Although I currently work in the historic preservation field as the National Trails Program Coordinator at the MTSU Center for Historic Preservation (CHP), I began my college career studying photography at Onondaga Community College. My professors not only taught me the craft of photography but also taught me the role it played in the broader historic narrative of the United States. It was this lesson, along with learning how to digitally restore antique photographs, that my love of photography, history, and preservation began to blend together.
After graduating, I worked in supervisory positions in retail for several years, which helped foster my growth in leadership, communication, and teamwork, before I enrolled in the history program at Le Moyne College. At Le Moyne, I studied nineteenth century history, focusing on African American slavery, Cherokee removal, and Civil War photography.

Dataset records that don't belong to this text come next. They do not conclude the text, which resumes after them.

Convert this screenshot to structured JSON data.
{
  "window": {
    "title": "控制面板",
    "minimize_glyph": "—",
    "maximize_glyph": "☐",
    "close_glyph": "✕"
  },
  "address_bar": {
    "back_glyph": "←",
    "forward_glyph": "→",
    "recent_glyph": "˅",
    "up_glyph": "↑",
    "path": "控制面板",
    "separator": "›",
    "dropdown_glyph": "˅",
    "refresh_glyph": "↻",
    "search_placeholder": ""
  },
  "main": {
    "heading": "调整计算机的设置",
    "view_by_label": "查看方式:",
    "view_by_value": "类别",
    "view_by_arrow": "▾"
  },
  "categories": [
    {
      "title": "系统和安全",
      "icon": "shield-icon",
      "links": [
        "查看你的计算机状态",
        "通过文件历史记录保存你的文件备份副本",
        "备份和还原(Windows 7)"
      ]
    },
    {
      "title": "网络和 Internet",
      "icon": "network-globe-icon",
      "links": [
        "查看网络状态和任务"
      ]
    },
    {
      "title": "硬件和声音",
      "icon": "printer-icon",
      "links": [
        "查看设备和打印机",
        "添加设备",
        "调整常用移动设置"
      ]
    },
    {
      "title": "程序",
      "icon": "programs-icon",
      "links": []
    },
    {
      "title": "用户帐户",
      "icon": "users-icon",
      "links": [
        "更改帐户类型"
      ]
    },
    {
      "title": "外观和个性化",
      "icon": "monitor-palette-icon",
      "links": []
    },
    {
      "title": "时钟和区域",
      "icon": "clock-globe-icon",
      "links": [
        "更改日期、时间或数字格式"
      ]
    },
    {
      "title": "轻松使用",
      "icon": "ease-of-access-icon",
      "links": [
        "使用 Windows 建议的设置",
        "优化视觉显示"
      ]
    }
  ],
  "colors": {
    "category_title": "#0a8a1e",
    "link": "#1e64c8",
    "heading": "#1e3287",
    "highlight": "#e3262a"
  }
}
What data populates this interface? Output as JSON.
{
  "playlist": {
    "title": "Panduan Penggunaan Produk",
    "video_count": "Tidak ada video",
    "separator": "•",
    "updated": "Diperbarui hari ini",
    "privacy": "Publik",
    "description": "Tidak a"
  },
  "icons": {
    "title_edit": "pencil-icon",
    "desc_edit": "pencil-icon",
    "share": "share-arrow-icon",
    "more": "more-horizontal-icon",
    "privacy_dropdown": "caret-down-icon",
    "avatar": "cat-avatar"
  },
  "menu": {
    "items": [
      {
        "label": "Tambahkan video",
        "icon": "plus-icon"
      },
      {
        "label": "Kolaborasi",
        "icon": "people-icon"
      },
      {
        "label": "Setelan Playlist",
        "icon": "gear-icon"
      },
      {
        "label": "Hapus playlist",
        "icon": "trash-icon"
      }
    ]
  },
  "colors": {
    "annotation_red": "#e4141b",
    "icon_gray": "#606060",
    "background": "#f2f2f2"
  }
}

After graduating from Le Moyne, I traded the snowstorms of Syracuse, NY, for the sunshine of Murfreesboro, TN, to pursue an M.A in history with an emphasis in public history and historic preservation. While working towards my M.A., I was a Graduate Research Assistant at the CHP for two years and worked on a variety of projects that helped strengthen my skills in developing educator materials, exhibits, and tourism materials. The fieldwork was (and still is) the most rewarding part of my work, as I get the opportunity to see the places I research and meet the people who the sites and history mean the most to. These opportunities have taught me how deeply important history is to so many individuals, and I am truly grateful that I have the opportunity to uncover it and share it with them.